Best Buy officials declined to offer any details and Beats spokesperson did not respond to a request for comment. But analysts say a partnership could range from high-profile merchandise displays to the retailer exclusively selling a new Beats product. A store-within-a-store concept is another possibility, though analysts say Beat’s limited product assortments makes that idea unlikely.
“I’m not sure [premium] headphones justify breaking out a lot of store space,” said Stephen Baker, an analyst with market research firm NPD.
In any case, such an alliance fits nicely with CEO Hubert Joly’s strategy of devoting store space to products and experiences that drive traffic and increase revenue per square foot. Over the past two years, Best Buy has been struggling to grow same-store sales as consumers increasingly migrate toward the Internet.
The company, however, seems to have stabilized its performance in the past two quarters. And Best Buy recently struck deals with Samsung and Microsoft to create stores-within-stores to push sales of laptops, computers and mobile devices. Such partnerships have helped boost Best Buy stock price in recent months.
Founded in 2008, Beats Electronics, based in Santa Monica, Calif., pioneered the category of premium headphones. Endorsed by celebrities like LeBron James, Justin Bieber and Lady Gaga, the $300 headphones, the company claims, can transmit high quality audio similar to what singers and musicians hear in recording studios. The stylish devices, known for a large “B” printed on the sides, have become hugely popular, spawning a number of competitors in the once sleepy personal audio market.
For the first three months of 2013, unit sales for premium stereo headphones ($100 or more) grew 25 percent compared to the same period a year ago and accounted for 95 percent of the revenue growth for the total headphone market, according to NPD data.
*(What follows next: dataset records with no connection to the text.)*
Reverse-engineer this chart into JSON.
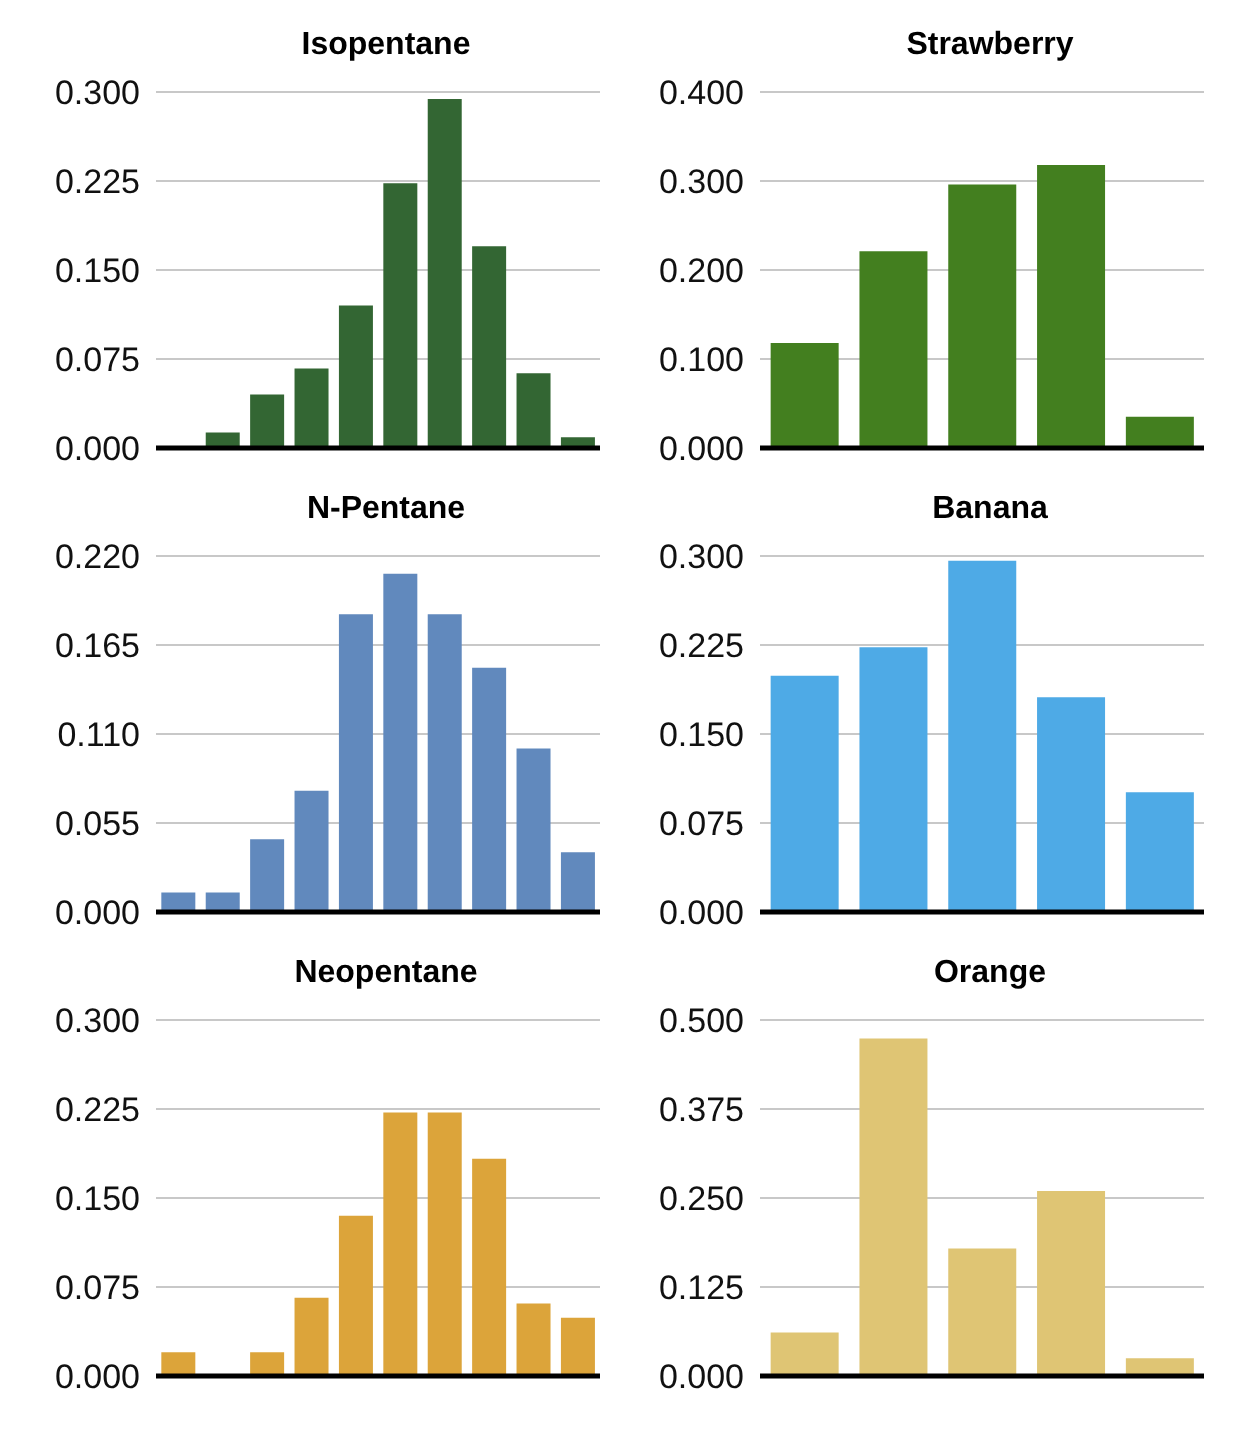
{
  "chart_data": [
    {
      "type": "bar",
      "title": "Isopentane",
      "categories": [
        null,
        null,
        null,
        null,
        null,
        null,
        null,
        null,
        null,
        null
      ],
      "values": [
        0,
        0.013,
        0.045,
        0.067,
        0.12,
        0.223,
        0.294,
        0.17,
        0.063,
        0.009
      ],
      "color": "#336633",
      "ylim": [
        0,
        0.3
      ],
      "yticks": [
        {
          "value": 0,
          "label": "0.000"
        },
        {
          "value": 0.075,
          "label": "0.075"
        },
        {
          "value": 0.15,
          "label": "0.150"
        },
        {
          "value": 0.225,
          "label": "0.225"
        },
        {
          "value": 0.3,
          "label": "0.300"
        }
      ],
      "grid": "y",
      "tick_labels": "y"
    },
    {
      "type": "bar",
      "title": "Strawberry",
      "categories": [
        null,
        null,
        null,
        null,
        null
      ],
      "values": [
        0.118,
        0.221,
        0.296,
        0.318,
        0.035
      ],
      "color": "#437f1f",
      "ylim": [
        0,
        0.4
      ],
      "yticks": [
        {
          "value": 0,
          "label": "0.000"
        },
        {
          "value": 0.1,
          "label": "0.100"
        },
        {
          "value": 0.2,
          "label": "0.200"
        },
        {
          "value": 0.3,
          "label": "0.300"
        },
        {
          "value": 0.4,
          "label": "0.400"
        }
      ],
      "grid": "y",
      "tick_labels": "y"
    },
    {
      "type": "bar",
      "title": "N-Pentane",
      "categories": [
        null,
        null,
        null,
        null,
        null,
        null,
        null,
        null,
        null,
        null
      ],
      "values": [
        0.012,
        0.012,
        0.045,
        0.075,
        0.184,
        0.209,
        0.184,
        0.151,
        0.101,
        0.037
      ],
      "color": "#6189bd",
      "ylim": [
        0,
        0.22
      ],
      "yticks": [
        {
          "value": 0,
          "label": "0.000"
        },
        {
          "value": 0.055,
          "label": "0.055"
        },
        {
          "value": 0.11,
          "label": "0.110"
        },
        {
          "value": 0.165,
          "label": "0.165"
        },
        {
          "value": 0.22,
          "label": "0.220"
        }
      ],
      "grid": "y",
      "tick_labels": "y"
    },
    {
      "type": "bar",
      "title": "Banana",
      "categories": [
        null,
        null,
        null,
        null,
        null
      ],
      "values": [
        0.199,
        0.223,
        0.296,
        0.181,
        0.101
      ],
      "color": "#4eaae6",
      "ylim": [
        0,
        0.3
      ],
      "yticks": [
        {
          "value": 0,
          "label": "0.000"
        },
        {
          "value": 0.075,
          "label": "0.075"
        },
        {
          "value": 0.15,
          "label": "0.150"
        },
        {
          "value": 0.225,
          "label": "0.225"
        },
        {
          "value": 0.3,
          "label": "0.300"
        }
      ],
      "grid": "y",
      "tick_labels": "y"
    },
    {
      "type": "bar",
      "title": "Neopentane",
      "categories": [
        null,
        null,
        null,
        null,
        null,
        null,
        null,
        null,
        null,
        null
      ],
      "values": [
        0.02,
        0,
        0.02,
        0.066,
        0.135,
        0.222,
        0.222,
        0.183,
        0.061,
        0.049
      ],
      "color": "#dca43a",
      "ylim": [
        0,
        0.3
      ],
      "yticks": [
        {
          "value": 0,
          "label": "0.000"
        },
        {
          "value": 0.075,
          "label": "0.075"
        },
        {
          "value": 0.15,
          "label": "0.150"
        },
        {
          "value": 0.225,
          "label": "0.225"
        },
        {
          "value": 0.3,
          "label": "0.300"
        }
      ],
      "grid": "y",
      "tick_labels": "y"
    },
    {
      "type": "bar",
      "title": "Orange",
      "categories": [
        null,
        null,
        null,
        null,
        null
      ],
      "values": [
        0.061,
        0.474,
        0.179,
        0.26,
        0.025
      ],
      "color": "#dfc574",
      "ylim": [
        0,
        0.5
      ],
      "yticks": [
        {
          "value": 0,
          "label": "0.000"
        },
        {
          "value": 0.125,
          "label": "0.125"
        },
        {
          "value": 0.25,
          "label": "0.250"
        },
        {
          "value": 0.375,
          "label": "0.375"
        },
        {
          "value": 0.5,
          "label": "0.500"
        }
      ],
      "grid": "y",
      "tick_labels": "y"
    }
  ]
}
This would be the second time Best Buy has teamed up with Dre and Iovine, the chairman of Interscope Geffen A&M Records. In 2009, Best Buy launched Club Beats, a special store section devoted to DJ equipment, at 300 stores across the country. At the time, Best Buy had hoped Club Beats would offer customers a natural complement to its musical instruments department.
With the new venture, Best Buy could be looking to create another special section for Beats merchandise. But for Best Buy to devote the same amount of space to Beats as it does to its Samsung and Microsoft stores-within-a-store would be impractical because of the relatively small market for premium headphones, analysts say.
Nevertheless, Beats offers some intriguing possibilities. Although Beats primarily makes headphones, the company has been expanding into other markets, such as speakers and earphones. In addition, Beats enjoys alliances with Hewlett-Packard, HTC and Chrysler to install Beats audio technology in laptops, mobile devices and cars.
Ben Arnold, director of industry analysis for NPD, says the headphone market is larger than one thinks because people prefer high-quality audio when consuming content on their mobile devices, such as video games, movies and music. While Beats products carry a high price tag, Best Buy has also been stocking more of its shelves with premium products, such as high-end appliances and $15,000 televisions.
And while installing a Beats store in all 1,000 Best Buy stores doesn’t make much financial sense, the retailer could at least test a concept at some stores in major markets like Los Angeles or New York. Beats operates one store in the United States on Greene Street in New York City.